İşte bu nedenlerle ağız ve çene bölgesinde oluşan ve yaklaşık 3 haftada iyileşmeyen lezyonların (yaraların) mutlaka bir cerrah tarafından değerlendirilmesi gerekmektedir.
AĞIZ VE ÇENE KEMİĞİ TÜMÖRLERİNİN NEDENLERİ
Kanserin kesin nedenleri bilinmese de zemin hazırlayıcı bazı faktörler ileri sürülmüştür.
Ağız kanserleri için; Alkol, sigara tüketimi, bozuk ağız hijyeni, kronik tahrişlere neden olan ve hatalı yapılan protezler, aşırı diş çürükleri sonucu tahrip olmuş diş kronları, vitamin eksiklikleri, güneş ışınları (özellikle dudak ve yüz kanserleri için), cinsel yolla bulaşan bazı hastalıklar, bazı virüsler önemli boyutta risk faktörü oluşturur.
Ağız içi kanserlerin oluşmasında çevresel faktörler kadar ırk, cinsiyet, mesleki ve coğrafik faktörler de etkilidir.
AĞIZ KANSERLERİNİN BELİRTİLERİ NELERDİR?
Ağızda ağrısız, kanamasız ve 2-3 haftada iyileşmeyen lezyonların varlığı, beyaz ve kırmızı lekelerin bulunması gibi belirtiler ağız kanserlerinin erken bulgularını oluşturabilir.
Dudaklarda ve dilde uyuşukluk, diş çekim yaralarının çok uzun süre iyileşememesi, ağrılar ve ağızda kanamalar, kötü ağız kokuları, lenf bezlerinde şişkinlik, yutkunma güçlüğü gibi belirtiler ise ilerlemiş ağız içi kanserlerin belirtileri olarak bilinmektedir.
AĞIZ VE ÇENE KEMİĞİ TÜMÖRLERİNİN TEDAVİLERİ
Ağız ve Çene Kemiği Tümörlerinde uygulanan ameliyatlarla genellikle olumlu sonuç alınır. İyi huylu tümörler çene kemiği harabiyetine yol açmışsa ameliyat bölgesine özel olarak uygulanan bazı greft materyalleriyle ya da vücudun bir başka bölgesinden kemik alınarak o bölgede kemik oluşumu sağlanabilir.
Ancak kötü huylu olan tümörler büyük boyutlara ulaşmışsa ve çevre dokulara yayılmışsa cerrahi, radyoterapi ve kemoterapi gibi tedavilerin birlikte yapılacağı çok sayıda uzmanlık alanı gerektiren bir tedavi planlamasının uygulanması gerekir.

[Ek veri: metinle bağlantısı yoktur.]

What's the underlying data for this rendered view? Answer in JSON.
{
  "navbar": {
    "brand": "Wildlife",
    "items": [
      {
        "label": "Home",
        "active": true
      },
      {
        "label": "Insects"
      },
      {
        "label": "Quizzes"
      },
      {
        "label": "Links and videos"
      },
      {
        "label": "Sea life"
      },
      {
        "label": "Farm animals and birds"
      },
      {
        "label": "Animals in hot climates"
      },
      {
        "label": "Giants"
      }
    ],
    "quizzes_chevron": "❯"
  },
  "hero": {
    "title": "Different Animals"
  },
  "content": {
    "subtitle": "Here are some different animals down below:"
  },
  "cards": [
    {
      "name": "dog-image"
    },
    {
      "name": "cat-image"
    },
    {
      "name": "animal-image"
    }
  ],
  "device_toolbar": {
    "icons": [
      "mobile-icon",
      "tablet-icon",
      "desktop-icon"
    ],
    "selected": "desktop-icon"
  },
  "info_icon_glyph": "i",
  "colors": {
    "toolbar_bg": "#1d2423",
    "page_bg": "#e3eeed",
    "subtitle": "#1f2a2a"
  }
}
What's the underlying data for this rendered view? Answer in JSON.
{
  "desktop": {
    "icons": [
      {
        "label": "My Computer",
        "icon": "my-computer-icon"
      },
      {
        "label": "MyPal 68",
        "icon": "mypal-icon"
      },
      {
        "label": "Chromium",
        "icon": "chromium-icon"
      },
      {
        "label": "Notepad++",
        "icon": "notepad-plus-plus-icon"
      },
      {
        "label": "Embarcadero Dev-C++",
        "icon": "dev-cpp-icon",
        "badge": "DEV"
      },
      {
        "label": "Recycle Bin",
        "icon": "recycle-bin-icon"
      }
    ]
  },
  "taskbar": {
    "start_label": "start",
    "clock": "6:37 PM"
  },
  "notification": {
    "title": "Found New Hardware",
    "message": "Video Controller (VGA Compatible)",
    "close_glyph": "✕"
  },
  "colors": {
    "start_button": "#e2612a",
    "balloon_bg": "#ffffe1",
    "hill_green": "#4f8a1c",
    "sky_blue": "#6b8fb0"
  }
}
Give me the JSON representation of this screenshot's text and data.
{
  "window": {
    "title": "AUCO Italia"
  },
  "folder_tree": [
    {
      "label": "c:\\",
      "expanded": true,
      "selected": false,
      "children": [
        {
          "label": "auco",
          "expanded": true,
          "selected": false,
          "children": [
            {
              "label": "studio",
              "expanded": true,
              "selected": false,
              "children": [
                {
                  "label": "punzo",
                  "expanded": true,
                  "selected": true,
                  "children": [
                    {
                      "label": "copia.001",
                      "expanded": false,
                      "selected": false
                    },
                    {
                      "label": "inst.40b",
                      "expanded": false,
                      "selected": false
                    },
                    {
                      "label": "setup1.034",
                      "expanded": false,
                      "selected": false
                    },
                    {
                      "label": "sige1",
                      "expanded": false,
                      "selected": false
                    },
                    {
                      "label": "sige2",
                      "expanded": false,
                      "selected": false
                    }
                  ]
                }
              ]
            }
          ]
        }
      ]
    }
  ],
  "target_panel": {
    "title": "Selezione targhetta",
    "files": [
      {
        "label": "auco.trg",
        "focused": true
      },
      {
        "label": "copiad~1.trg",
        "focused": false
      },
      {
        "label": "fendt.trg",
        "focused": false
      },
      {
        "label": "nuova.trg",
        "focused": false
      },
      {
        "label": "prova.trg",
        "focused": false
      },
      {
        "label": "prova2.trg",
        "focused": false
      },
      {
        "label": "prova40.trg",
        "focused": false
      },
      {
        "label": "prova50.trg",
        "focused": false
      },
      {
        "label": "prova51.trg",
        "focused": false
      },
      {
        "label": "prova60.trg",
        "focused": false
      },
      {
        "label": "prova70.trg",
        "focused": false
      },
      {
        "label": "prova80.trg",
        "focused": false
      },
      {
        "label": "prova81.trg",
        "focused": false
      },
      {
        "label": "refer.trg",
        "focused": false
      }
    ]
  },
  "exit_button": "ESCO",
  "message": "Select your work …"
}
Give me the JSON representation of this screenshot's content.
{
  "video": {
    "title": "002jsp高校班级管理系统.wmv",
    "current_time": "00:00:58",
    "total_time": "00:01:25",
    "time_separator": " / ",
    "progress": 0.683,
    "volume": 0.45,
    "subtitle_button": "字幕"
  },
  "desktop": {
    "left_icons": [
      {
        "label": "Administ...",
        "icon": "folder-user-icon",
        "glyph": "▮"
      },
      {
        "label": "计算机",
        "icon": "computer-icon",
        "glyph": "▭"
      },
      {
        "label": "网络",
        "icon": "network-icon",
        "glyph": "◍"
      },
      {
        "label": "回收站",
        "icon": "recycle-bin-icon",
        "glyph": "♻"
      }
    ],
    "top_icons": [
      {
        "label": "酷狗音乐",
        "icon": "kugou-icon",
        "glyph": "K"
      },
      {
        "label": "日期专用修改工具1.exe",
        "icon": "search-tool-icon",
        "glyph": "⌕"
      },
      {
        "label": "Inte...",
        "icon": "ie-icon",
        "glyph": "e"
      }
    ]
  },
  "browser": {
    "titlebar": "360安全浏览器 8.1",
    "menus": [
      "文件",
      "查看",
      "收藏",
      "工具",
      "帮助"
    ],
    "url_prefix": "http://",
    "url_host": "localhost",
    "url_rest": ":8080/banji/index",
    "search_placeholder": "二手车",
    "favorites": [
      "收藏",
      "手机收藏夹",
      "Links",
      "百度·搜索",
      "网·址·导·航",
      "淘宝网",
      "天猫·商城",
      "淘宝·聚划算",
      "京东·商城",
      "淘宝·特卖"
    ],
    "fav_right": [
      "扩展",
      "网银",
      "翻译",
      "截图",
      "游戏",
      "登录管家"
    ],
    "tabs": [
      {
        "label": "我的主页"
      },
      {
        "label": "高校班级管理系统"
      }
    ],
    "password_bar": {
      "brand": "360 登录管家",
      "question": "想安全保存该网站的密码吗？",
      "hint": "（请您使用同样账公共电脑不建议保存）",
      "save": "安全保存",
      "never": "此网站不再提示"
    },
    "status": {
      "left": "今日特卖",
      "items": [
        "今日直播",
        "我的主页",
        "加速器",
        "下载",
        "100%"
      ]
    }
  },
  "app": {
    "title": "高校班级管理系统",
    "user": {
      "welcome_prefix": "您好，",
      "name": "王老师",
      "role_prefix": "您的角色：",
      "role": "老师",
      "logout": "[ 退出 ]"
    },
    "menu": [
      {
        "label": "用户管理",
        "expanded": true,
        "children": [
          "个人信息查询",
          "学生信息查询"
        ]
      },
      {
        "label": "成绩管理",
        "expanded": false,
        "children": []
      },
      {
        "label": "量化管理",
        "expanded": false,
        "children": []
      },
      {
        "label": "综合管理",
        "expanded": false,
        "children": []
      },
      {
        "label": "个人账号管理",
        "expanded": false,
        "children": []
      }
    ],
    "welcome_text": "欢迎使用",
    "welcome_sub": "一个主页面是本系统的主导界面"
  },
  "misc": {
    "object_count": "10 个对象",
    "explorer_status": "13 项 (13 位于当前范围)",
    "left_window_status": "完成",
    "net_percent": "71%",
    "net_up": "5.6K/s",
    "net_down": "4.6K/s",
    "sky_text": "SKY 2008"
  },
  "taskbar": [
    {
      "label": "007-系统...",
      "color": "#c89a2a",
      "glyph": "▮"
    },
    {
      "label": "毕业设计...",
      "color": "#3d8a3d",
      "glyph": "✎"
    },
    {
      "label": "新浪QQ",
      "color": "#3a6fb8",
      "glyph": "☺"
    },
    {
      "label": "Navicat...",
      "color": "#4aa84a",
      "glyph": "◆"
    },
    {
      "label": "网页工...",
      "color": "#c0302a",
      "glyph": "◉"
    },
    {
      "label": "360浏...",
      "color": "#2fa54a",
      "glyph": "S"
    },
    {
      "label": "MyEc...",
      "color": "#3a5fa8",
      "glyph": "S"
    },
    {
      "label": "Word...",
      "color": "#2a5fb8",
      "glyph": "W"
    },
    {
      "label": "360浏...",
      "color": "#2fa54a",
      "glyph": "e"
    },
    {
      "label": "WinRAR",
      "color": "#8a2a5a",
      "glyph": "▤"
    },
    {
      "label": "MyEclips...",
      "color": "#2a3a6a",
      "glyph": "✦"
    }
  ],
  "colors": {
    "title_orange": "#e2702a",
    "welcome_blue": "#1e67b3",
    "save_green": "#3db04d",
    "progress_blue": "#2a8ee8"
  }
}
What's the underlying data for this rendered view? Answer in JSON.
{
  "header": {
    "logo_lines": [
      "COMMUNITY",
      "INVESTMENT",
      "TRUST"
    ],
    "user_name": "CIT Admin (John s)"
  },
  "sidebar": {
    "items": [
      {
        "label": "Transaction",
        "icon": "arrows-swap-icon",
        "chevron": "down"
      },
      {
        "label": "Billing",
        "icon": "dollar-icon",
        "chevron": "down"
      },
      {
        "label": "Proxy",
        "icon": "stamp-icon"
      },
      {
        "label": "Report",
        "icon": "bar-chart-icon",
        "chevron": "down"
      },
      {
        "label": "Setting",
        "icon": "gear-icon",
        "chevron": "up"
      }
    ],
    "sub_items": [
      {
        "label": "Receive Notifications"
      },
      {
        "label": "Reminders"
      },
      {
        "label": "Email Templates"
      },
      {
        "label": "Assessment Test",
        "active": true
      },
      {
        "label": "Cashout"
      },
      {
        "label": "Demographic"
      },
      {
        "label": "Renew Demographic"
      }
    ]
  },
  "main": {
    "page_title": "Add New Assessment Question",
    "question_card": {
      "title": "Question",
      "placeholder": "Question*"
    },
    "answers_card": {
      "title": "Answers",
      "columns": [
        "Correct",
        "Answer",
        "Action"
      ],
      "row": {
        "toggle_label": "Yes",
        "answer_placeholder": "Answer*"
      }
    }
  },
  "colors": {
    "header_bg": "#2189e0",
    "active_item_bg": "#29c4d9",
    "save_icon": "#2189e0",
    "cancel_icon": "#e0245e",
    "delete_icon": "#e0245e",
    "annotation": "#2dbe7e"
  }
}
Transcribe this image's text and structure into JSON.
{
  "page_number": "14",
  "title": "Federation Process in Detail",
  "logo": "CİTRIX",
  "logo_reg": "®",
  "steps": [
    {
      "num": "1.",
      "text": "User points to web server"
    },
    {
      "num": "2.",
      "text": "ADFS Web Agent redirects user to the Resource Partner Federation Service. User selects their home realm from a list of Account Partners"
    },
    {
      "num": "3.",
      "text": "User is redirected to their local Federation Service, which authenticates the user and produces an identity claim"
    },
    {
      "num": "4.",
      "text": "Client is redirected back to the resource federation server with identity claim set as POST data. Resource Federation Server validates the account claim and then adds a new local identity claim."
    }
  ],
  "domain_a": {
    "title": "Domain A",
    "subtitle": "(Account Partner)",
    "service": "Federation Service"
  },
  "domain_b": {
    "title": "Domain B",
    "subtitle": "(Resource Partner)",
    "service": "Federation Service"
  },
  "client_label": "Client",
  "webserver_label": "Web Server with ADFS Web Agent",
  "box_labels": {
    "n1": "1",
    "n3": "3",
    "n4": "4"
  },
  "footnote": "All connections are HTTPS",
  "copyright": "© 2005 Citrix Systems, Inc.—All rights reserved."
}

Tümörlerin tedavi sonrası bakımları, yakın hasta hekim ilişkisini gerektiren durumlar doğurur. Ameliyat sonrası hastanın beslenmesi hekiminin uygun gördüğü şekilde olmalıdır. Ameliyat sonrası bakımda, lokal pansiyonlar ve ağız hijyeni hiçbir şekilde ihmal edilmemelidir.
Çene kemiği ya da ağız boşluğu tümör tedavilerinin ihmal edilmesi ya da geciktirilmesi durumlarında; hastalarda fonksiyonel ve estetik kayıplara yol açan gelişmeler olabileceği gibi kanser durumlarında da yakın veya uzak bölge yayılımları sonucu hayatı tehdit eden sonuçlar meydana gelebilir.